So, let's talk feature creep. And I'll pick on ST:R specifically because I take full responsibility for its numerous and extensive delays.

ST:R officially began work in August 2002, and we could have released a perfectly playable campaign in summer 2004. The initial FREDding was complete, the initial beta testing was complete, and the campaign would have been easily recognizable to anyone who played the actual release. (In fact, one of these days I want to release the campaign as it was back then, since I have backups of all the missions at various points in time. I'd be interested to hear people's comparisons of it.)
ST:R is probably unusual among feature-creeped campaigns because none of the delay was due to HTL modelling. Instead, I kept pushing for more and more polishing and enhancement. We did several rounds of beta testing, and I rewrote several missions extensively (a few from scratch). This is all in addition to the standard occasional periods of inactivity, not to mention the four month detour to put together version 3.0 of the Port. And finally, when the campaign was essentially DONE in summer 2007, we spent a year and a half on voice acting.
If we had stuck to our original plan and released in summer of 2004, we would have released without the following things:
1) The Exodus, Blood of the Innocents, and Abandon Hope missions
2) The current versions of More than Meets the Eye, Ghosts, Secrets Reborn, and Last Stand
3) Voice acting (except for the sound effects in He Who Rides the Tiger)
4) The two mystery videos
5) The two trailers
6) Phoenix
7) A lot of mission polishing and bugfixing
And I suspect people would have been perfectly happy with it. But I wouldn't have been happy with it, because I would always be thinking of all the cool stuff I wanted to add.

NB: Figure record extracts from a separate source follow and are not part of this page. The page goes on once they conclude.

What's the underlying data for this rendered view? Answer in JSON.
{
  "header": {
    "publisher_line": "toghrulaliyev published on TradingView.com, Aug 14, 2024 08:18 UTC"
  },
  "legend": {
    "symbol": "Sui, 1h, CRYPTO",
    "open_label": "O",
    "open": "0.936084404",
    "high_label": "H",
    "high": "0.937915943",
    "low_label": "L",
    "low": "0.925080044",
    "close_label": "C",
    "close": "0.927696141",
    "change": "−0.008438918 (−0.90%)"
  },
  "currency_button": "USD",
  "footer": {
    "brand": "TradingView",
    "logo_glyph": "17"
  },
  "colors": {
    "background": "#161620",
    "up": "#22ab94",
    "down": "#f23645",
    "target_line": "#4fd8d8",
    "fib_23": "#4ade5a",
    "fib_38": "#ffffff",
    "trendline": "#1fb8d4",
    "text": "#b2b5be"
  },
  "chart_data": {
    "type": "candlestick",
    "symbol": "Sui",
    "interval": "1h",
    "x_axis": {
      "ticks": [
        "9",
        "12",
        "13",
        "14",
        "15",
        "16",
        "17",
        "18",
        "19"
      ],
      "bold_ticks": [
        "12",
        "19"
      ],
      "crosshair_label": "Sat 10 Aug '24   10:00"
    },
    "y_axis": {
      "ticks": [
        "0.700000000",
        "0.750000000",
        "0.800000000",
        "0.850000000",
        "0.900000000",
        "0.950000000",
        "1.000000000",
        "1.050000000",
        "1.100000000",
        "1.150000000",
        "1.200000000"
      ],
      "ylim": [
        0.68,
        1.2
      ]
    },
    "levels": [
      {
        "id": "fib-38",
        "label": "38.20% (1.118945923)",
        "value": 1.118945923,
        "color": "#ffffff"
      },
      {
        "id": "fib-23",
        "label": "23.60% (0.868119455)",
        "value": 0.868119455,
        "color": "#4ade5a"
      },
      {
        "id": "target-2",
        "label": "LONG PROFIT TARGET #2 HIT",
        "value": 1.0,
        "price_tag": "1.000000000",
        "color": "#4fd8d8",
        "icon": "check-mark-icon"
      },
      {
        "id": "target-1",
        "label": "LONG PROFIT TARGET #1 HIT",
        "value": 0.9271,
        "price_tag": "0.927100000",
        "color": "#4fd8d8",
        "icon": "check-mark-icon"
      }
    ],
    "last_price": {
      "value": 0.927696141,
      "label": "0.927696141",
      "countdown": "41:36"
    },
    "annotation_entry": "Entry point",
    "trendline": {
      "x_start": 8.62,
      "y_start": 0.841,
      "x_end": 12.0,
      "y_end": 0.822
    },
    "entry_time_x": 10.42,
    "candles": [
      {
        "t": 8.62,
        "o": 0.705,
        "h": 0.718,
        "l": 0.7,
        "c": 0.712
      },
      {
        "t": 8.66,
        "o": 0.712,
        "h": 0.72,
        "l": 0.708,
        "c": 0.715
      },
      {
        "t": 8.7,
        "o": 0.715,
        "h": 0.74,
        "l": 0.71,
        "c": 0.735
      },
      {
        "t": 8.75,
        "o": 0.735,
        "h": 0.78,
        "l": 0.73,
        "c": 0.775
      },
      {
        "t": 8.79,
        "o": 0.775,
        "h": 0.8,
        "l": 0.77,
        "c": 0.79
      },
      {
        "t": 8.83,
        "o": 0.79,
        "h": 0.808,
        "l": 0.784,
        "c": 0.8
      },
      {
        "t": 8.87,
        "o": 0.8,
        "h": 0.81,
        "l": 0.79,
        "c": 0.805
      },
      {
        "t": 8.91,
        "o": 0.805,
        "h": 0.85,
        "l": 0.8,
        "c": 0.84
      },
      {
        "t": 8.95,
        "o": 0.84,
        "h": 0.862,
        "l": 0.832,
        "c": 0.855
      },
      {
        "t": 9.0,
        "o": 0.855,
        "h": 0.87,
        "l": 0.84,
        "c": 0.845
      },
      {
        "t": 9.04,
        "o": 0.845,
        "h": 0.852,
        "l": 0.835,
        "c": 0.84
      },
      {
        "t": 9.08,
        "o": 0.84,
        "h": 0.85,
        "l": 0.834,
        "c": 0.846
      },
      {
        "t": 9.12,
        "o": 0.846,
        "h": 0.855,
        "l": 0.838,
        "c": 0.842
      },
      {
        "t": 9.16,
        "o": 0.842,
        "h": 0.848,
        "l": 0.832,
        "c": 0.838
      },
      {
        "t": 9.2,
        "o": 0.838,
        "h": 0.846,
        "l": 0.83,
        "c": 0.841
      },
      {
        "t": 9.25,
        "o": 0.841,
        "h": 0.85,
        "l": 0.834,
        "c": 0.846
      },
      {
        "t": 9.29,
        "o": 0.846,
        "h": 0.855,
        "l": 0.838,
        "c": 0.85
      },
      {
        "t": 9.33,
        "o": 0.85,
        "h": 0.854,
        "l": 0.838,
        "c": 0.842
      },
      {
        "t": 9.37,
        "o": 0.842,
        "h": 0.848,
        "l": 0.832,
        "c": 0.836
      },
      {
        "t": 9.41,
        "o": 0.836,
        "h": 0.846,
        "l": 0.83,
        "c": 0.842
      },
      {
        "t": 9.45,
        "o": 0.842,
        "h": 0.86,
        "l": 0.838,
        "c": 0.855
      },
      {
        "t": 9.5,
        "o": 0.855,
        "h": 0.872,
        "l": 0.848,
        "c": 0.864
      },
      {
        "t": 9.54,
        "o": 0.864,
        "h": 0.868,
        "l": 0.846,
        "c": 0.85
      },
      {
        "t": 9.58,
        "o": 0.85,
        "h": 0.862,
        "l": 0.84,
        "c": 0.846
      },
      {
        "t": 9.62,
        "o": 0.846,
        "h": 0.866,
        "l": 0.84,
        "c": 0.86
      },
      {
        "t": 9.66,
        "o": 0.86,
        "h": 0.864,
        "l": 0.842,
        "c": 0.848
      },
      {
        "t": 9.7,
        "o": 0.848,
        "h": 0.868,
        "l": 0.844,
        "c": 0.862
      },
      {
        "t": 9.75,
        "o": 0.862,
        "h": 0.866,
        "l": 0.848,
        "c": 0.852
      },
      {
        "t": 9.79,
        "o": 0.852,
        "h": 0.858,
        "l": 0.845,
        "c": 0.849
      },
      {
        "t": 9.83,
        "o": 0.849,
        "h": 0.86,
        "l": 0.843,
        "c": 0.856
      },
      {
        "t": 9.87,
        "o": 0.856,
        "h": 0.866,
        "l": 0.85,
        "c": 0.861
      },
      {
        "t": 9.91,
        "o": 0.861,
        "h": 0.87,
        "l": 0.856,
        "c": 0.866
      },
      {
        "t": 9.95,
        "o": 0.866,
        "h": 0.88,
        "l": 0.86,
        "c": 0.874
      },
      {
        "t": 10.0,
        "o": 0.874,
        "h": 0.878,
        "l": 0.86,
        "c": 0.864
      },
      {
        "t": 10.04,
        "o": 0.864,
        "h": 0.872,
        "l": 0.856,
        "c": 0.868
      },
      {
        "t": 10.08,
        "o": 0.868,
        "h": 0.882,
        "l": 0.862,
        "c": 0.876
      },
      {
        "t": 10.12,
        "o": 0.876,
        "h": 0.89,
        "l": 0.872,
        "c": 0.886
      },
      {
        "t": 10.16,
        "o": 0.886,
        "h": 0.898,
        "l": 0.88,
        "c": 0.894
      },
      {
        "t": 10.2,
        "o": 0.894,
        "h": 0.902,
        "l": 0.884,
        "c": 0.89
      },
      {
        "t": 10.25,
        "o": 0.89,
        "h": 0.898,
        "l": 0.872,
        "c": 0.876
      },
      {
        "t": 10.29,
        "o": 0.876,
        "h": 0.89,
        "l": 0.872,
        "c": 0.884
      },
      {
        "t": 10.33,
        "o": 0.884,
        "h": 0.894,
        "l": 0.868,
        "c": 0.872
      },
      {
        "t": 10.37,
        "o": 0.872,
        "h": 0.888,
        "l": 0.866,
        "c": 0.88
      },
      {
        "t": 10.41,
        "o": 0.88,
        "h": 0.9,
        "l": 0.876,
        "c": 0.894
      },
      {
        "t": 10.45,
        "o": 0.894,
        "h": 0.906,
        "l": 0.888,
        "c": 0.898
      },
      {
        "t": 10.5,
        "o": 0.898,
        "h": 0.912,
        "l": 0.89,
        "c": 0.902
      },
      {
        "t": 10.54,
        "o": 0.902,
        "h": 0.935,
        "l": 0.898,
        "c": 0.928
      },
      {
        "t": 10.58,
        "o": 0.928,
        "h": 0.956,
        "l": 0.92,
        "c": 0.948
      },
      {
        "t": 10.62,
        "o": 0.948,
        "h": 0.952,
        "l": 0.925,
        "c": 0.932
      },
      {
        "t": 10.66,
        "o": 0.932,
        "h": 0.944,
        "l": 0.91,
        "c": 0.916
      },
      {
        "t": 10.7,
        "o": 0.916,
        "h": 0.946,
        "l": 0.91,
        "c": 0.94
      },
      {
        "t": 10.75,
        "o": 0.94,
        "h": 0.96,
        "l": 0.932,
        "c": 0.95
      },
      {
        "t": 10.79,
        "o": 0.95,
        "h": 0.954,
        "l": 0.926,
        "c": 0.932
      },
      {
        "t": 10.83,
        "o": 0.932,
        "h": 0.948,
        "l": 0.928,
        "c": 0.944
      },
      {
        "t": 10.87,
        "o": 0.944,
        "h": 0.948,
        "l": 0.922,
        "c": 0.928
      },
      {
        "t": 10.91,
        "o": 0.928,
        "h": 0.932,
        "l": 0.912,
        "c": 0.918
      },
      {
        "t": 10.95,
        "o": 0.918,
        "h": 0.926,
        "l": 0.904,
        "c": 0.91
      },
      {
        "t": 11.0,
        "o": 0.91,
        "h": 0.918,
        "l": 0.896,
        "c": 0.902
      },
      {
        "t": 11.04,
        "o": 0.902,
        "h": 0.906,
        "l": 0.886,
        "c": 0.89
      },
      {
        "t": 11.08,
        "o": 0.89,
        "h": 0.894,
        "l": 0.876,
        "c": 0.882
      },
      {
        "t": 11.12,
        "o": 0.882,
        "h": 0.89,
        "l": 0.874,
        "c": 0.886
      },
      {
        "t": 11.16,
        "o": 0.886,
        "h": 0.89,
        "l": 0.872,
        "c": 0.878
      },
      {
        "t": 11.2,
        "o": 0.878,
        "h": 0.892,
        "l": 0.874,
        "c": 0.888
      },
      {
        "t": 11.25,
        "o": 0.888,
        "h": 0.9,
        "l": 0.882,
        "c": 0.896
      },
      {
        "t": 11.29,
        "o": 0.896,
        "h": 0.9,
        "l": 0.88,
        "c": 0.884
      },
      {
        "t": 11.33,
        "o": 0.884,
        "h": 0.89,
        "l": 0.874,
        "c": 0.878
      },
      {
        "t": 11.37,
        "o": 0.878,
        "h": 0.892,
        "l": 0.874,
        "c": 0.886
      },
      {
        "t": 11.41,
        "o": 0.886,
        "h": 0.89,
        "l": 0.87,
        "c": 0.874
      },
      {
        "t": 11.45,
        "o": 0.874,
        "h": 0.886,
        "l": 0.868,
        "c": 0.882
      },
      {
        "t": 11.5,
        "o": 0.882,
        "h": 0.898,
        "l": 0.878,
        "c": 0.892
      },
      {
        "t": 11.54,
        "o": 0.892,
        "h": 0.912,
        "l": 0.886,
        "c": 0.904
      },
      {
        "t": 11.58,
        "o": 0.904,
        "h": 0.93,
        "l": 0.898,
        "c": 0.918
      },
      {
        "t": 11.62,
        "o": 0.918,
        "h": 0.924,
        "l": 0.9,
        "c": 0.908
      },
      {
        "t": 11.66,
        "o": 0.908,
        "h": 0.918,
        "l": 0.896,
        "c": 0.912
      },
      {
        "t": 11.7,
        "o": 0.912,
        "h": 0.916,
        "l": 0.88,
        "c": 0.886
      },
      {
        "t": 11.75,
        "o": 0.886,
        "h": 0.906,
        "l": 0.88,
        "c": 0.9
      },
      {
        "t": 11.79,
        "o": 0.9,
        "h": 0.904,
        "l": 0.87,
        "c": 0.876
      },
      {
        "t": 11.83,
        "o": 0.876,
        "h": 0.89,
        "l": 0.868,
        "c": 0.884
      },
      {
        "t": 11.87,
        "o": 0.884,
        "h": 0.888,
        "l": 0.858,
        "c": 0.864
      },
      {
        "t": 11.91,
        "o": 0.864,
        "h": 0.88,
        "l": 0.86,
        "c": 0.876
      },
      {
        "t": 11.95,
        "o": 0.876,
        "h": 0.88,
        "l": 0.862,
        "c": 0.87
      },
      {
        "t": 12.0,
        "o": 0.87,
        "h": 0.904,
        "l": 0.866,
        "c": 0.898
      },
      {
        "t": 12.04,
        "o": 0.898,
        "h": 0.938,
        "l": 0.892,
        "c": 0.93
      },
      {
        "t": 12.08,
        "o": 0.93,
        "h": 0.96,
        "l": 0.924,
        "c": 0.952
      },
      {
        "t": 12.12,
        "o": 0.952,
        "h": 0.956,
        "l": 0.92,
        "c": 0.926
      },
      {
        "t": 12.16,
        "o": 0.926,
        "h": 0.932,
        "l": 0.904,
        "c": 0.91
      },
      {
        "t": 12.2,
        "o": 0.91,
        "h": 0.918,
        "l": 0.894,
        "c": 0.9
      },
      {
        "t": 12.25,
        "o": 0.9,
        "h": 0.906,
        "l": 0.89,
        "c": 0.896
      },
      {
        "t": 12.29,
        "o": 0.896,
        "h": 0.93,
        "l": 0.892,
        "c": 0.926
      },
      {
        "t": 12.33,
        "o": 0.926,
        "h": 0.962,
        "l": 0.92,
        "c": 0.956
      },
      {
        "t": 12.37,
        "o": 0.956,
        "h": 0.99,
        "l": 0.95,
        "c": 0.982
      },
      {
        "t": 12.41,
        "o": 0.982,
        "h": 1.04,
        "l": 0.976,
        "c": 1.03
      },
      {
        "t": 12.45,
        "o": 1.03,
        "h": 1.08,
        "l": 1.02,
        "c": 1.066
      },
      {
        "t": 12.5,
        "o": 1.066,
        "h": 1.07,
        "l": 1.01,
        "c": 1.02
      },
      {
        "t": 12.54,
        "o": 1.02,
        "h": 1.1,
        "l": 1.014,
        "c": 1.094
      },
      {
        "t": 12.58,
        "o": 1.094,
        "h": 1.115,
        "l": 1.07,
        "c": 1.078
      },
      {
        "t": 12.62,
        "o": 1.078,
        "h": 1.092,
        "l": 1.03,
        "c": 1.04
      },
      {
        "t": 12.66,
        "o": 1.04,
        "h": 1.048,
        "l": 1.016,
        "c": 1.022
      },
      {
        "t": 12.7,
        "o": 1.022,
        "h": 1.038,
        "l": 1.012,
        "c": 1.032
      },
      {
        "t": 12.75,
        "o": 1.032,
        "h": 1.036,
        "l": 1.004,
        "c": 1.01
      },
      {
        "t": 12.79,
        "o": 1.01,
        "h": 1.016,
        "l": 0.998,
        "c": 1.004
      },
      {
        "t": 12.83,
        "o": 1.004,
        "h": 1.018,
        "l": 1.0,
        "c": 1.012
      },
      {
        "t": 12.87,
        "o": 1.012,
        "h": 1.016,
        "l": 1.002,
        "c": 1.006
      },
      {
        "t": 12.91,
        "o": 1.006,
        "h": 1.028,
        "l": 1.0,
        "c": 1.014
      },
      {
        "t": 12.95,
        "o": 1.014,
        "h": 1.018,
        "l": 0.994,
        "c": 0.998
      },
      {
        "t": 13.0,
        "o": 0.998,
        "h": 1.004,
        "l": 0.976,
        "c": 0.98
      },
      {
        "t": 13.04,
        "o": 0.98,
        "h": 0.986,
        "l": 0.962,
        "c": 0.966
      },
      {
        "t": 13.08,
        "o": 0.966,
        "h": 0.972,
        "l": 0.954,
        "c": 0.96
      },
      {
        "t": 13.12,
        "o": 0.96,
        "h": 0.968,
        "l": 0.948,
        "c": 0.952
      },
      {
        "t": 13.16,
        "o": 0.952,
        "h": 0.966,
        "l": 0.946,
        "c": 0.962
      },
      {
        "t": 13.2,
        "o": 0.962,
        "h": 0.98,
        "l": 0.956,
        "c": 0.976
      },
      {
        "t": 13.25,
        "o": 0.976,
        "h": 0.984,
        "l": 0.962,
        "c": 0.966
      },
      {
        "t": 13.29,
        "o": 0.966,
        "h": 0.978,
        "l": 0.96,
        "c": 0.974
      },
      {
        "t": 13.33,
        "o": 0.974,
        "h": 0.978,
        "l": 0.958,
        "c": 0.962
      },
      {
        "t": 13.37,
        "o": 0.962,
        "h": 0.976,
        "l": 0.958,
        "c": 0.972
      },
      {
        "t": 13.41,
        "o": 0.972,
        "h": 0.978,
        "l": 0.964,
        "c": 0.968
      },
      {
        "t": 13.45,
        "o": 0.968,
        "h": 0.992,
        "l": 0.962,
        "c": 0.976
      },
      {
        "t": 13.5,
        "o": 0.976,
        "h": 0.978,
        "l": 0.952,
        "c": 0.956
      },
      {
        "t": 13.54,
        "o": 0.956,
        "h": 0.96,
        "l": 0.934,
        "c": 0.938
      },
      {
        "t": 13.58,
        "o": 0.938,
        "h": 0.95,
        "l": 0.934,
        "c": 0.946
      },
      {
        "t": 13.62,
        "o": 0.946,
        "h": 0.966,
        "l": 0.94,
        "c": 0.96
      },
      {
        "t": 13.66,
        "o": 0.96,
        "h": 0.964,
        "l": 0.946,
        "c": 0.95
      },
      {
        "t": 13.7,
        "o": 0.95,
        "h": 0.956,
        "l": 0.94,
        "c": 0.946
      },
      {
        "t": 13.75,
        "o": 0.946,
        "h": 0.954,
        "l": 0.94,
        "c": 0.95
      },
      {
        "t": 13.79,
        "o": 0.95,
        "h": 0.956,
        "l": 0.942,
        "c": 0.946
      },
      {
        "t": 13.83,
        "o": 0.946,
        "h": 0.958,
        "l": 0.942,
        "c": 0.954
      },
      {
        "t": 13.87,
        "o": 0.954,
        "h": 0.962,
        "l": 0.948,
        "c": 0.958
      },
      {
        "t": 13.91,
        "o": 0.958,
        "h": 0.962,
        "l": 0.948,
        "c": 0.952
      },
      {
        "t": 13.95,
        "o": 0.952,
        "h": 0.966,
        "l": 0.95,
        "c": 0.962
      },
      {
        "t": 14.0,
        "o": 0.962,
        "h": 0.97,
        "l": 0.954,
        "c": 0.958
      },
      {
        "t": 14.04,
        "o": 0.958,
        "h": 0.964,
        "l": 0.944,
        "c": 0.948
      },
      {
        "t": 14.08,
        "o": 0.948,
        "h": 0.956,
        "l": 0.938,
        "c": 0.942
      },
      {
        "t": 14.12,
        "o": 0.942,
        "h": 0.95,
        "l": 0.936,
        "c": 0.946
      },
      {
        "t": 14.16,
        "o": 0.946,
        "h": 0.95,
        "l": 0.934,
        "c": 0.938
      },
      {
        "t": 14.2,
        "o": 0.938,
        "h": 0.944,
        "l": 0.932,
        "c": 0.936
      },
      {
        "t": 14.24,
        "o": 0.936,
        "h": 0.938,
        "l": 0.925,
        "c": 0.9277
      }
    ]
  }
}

The other question is whether we could have released in stages: the first draft, plus an enhanced draft, plus a final "director's cut" complete with voice acting. Instead, we waited until the director's cut was finished and released that. The reason I didn't do it that way was that I suspected many (perhaps not most, but a significant number) wouldn't bother playing the updated version if they played the original. Plus, the final release made much more of a "wow" impression than the 2004 release would have.

And then there's the danger of so many delays that the developers lose interest and the campaign essentially dies. Sometimes raw perseverance wins over feature creep (in the case of ST:R); sometimes feature creep wins (in the case of TVWP). TVWP was essentially abandoned, due to Lightspeed's disappearance and my preoccupation with ST:R, until Admiral Nelson came along and whipped it into shape. Even so, without a new project leader, TVWP is going to collapse once it staggers across the Chapter 1 finish line.
It's often hard to tell from the outside whether a campaign will conquer feature creep or not. And sometimes, even from the inside, the campaign leaders refuse to admit it to themselves.